Now if we: invested a lot, long term, in capital infrastructure, education and healthcare, taxed the rich a bit more, regulated inefficient markets better and put aside money for crises such as this- just think where we'd be in a few decades
Absolutely. The issue in the UK is that it's been a case of 'keep stamp duty down, low income tax, no rise to NI, no raise in the upper tax bracket' and so on and so forth, people lap up the 'low tax' part of UK living, but they simultaneously demand free at the point of access health care, a healthy jobs market so they can afford to buy overpriced homes, cheap personal loans to buy and run multiple cars, and cheap fuel to put in those totally unnecessary cars, free state education for their children, an armed forces to protect them, the expectation of foreign holidays at a competitive exchange rate, and an ever increasing and improving standard of living.

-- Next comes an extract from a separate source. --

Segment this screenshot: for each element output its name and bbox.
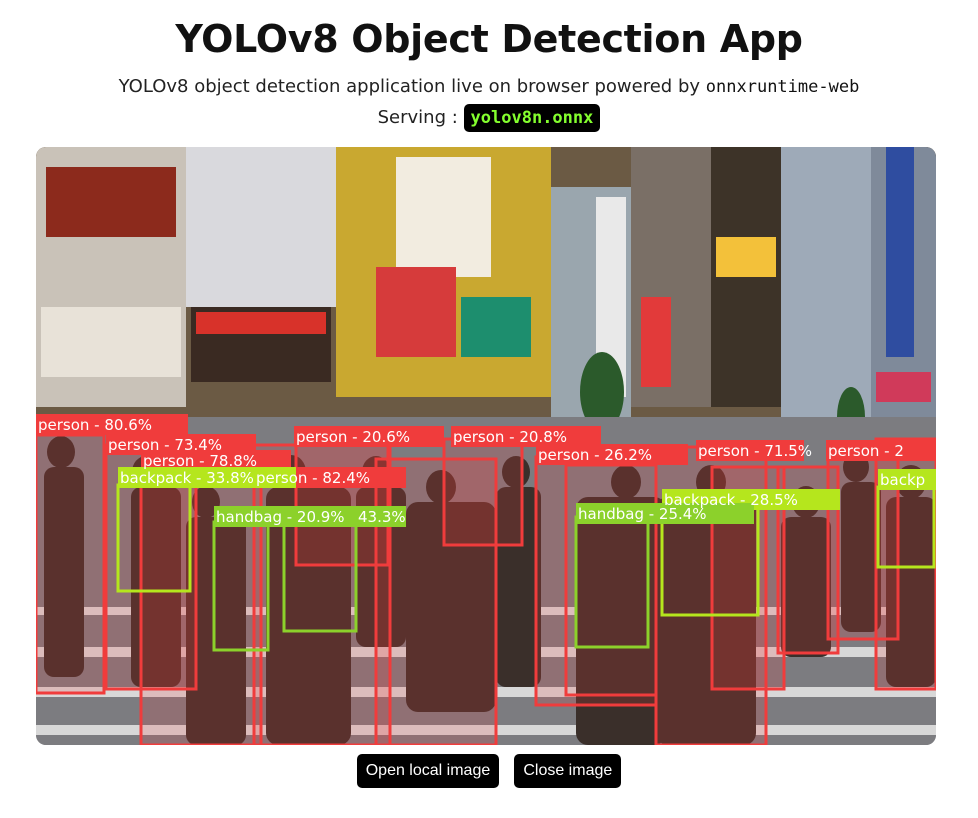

So how does a government provide this 'cheap everything' utopia that the UK public seems to expect in perpetuity? Well not buy telling them that it's totally unrealistic and unsustainable, nope, well just borrow a few trillion more and pour that down the drain as well.
The fact is, the UK public have had the wool pulled over their eyes for decades by politicians who only care about electoral viability, and are totally unwilling to point out some difficult and unpalatable truths about the reality of the UK economy.